Le Collectif des Groupements Intervenant dans l’Assainissement au Mali (COGIAM) dans le cadre de ses activités de plaidoyer, met en place la présente note de positionnement en vue d’apporter sa contribution dans la mise en œuvre de la Politique Nationale de l’Assainissement du Mali (PNA) adoptée en 2009. Les questions d’assainissement constituent des problèmes qui entravent le développement économique et social dans les villes du Mali. Les facteurs favorisant la persistance de la problématique de la dégradation du cadre de vie des populations des centres urbains du Mali sont entre autres :

– L’urbanisation croissante difficilement maitrisable par les décideurs politiques ;
– L’insuffisance d’infrastructures d’assainissement : pas de décharge finale (Le district de Bamako N’en dispose pas, depuis plus de 50 ans d’indépendance), la ville de Bamako avec plus de deux millions d’habitants, 6 communes, plus de 70 quartiers ne dispose que de 2 dépôts de transit digne de ce nom : le dépôt CFP près du stade Modibo KEITA et le dépôt Diésel à Darsalam ;
– L’insuffisance des équipements et de matériels de pré-collecte et collecte des déchets pour les GIE et la DSUVA ;
– La saturation des « dépôts de transit » d’ordures et multiplication des dépôts sauvages ;
– La pollutions et nuisances : infiltration de lixiviat, fumées toxiques, prolifération des insectes et rongeurs vecteurs de maladies ;
– L’obstruction des caniveaux et collecteurs entrainant des inondations terribles sont autant de maux qui dégradent l’environnement urbain de notre capitale.

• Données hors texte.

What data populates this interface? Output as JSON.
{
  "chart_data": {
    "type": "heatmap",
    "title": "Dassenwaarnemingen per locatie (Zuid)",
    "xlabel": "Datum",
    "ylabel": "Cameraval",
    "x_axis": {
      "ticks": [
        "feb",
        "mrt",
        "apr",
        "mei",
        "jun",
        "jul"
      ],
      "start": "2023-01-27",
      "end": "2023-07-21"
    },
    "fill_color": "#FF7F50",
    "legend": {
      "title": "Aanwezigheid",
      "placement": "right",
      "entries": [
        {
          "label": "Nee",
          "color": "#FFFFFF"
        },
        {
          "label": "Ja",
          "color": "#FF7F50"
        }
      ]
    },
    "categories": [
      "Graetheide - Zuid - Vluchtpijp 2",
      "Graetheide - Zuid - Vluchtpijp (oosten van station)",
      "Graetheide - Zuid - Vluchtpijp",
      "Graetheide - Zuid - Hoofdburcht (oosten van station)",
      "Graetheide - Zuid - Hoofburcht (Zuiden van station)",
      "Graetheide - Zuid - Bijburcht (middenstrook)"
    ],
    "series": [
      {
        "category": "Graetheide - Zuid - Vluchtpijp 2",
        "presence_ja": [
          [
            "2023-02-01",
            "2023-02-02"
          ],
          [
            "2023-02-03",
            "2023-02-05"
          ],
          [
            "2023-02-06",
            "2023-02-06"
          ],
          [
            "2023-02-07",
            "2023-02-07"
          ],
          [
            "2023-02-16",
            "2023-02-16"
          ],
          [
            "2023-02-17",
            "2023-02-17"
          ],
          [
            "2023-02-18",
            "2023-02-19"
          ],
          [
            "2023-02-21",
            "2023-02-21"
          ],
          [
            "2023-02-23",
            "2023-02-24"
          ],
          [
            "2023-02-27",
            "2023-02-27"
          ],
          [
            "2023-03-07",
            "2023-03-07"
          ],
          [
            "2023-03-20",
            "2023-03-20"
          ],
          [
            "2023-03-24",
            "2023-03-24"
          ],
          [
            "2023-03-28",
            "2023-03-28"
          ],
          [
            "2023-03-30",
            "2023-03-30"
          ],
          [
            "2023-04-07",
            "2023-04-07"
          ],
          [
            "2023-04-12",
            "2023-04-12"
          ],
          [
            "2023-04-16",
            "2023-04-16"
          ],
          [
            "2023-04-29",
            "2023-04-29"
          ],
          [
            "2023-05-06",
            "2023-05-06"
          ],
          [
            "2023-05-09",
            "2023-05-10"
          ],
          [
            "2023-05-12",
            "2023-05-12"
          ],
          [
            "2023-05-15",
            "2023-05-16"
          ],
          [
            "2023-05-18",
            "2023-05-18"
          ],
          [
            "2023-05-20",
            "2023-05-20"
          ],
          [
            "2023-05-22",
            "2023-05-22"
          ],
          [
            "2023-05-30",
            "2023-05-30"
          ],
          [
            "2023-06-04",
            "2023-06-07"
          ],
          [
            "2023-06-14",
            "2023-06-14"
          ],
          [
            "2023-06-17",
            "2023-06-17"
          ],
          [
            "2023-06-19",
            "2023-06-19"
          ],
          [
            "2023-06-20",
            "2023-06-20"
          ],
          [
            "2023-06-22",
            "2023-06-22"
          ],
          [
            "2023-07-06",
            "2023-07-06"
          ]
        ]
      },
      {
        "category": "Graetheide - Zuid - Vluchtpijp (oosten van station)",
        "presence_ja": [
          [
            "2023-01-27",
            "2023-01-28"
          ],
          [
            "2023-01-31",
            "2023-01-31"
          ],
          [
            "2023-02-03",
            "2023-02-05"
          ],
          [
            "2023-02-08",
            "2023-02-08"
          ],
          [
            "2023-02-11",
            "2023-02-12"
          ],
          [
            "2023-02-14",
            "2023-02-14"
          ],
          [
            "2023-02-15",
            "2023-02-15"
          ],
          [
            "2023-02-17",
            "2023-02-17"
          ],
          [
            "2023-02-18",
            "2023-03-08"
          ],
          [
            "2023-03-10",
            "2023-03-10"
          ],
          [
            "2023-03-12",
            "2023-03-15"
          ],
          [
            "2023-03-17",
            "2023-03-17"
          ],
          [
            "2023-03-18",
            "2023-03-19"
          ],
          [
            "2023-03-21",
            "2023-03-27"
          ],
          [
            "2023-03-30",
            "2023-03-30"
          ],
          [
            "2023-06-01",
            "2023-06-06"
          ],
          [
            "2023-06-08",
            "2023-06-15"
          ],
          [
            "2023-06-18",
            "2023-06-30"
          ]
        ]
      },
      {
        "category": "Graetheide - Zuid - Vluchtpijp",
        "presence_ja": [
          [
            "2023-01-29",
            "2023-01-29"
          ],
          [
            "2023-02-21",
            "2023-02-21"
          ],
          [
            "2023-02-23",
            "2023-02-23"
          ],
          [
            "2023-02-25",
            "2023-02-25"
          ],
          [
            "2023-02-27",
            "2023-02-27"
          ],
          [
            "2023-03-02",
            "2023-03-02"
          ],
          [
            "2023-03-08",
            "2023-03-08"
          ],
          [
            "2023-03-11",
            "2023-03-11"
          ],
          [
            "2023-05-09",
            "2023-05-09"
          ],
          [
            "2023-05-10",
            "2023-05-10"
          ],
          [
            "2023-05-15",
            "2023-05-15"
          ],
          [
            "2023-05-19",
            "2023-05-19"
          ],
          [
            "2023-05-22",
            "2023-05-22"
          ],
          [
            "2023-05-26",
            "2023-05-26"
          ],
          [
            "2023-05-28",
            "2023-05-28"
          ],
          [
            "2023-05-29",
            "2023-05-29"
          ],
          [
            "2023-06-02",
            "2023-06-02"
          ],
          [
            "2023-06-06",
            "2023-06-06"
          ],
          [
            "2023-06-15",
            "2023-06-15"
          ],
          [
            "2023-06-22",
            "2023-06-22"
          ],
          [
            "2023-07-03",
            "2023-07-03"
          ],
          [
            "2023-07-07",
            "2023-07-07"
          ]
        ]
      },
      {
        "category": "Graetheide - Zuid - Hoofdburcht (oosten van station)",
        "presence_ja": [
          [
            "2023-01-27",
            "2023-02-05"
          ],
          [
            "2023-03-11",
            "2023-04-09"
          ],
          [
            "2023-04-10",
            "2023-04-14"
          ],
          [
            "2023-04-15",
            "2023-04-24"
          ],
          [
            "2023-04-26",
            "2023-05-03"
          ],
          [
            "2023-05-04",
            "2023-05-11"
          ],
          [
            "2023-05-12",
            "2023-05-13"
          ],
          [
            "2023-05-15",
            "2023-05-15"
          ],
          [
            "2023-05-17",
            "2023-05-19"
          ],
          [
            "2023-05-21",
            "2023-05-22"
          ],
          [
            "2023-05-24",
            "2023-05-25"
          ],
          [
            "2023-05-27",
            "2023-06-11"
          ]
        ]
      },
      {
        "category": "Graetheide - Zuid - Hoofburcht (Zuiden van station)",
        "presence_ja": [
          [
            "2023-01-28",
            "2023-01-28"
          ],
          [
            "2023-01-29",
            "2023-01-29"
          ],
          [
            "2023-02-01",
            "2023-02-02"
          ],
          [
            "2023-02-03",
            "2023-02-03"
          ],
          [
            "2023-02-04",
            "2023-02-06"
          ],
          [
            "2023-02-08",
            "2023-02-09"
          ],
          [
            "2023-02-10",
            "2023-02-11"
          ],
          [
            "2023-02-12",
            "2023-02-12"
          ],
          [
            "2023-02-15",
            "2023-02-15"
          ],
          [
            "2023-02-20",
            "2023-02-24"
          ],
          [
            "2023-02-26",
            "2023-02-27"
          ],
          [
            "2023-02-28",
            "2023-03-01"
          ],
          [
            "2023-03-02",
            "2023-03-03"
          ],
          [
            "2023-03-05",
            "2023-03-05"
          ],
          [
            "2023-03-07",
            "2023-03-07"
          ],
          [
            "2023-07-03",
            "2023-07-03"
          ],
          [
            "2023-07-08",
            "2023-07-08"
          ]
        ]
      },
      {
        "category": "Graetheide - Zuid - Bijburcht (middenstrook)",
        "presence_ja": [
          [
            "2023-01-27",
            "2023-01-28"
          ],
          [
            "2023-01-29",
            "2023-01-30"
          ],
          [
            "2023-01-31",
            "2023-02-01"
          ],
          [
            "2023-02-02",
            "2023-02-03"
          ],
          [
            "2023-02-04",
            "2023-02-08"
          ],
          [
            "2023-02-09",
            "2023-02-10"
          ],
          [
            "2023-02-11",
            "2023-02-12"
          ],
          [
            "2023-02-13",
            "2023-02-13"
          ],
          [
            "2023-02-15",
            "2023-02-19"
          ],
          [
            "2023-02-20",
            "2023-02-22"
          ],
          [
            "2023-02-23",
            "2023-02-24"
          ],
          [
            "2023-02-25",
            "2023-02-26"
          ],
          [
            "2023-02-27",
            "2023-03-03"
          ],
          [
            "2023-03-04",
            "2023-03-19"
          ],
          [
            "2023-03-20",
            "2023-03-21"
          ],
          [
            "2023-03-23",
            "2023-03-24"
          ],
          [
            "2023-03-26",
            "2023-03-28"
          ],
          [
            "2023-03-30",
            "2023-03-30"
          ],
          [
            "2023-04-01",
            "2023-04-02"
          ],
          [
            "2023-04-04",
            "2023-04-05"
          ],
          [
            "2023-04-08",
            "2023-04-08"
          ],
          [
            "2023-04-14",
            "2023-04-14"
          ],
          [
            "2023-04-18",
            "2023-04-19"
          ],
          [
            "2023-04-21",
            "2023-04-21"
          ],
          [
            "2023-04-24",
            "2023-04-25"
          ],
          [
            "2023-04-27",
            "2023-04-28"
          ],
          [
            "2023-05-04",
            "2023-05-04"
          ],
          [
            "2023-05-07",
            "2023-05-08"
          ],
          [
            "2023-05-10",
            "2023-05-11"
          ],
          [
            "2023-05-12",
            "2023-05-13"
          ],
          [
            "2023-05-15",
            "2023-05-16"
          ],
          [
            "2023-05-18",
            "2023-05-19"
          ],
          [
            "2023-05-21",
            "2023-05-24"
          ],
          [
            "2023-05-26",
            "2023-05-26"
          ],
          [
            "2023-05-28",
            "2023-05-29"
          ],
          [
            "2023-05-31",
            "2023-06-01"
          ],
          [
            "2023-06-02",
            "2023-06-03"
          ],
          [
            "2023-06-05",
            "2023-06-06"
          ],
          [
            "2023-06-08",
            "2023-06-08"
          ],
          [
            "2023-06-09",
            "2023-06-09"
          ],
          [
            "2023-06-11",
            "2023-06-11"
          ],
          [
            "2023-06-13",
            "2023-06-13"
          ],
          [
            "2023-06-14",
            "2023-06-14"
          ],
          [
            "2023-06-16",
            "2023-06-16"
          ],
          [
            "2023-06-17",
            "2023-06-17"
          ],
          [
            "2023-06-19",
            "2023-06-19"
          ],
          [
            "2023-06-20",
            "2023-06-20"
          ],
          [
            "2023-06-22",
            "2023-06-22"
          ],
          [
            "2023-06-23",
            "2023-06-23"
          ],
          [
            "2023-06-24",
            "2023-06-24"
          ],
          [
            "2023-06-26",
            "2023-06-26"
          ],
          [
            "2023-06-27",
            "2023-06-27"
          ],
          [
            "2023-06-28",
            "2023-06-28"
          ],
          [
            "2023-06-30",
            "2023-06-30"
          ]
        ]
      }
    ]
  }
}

La présente note s’appuie sur l’analyse de la Politique Nationale d’Assainissement adoptée en 2009 par le Gouvernement Malien. Des stratégies ont été élaborées et mises en œuvre pour assurer la réalisation de cette politique. Cette analyse permettra de mieux cerner les questions institutionnelles et opérationnelles du secteur en vue de faire des propositions de solutions.

I. Bref aperçu de la Politique Nationale d’Assainissement du Mali (PNA)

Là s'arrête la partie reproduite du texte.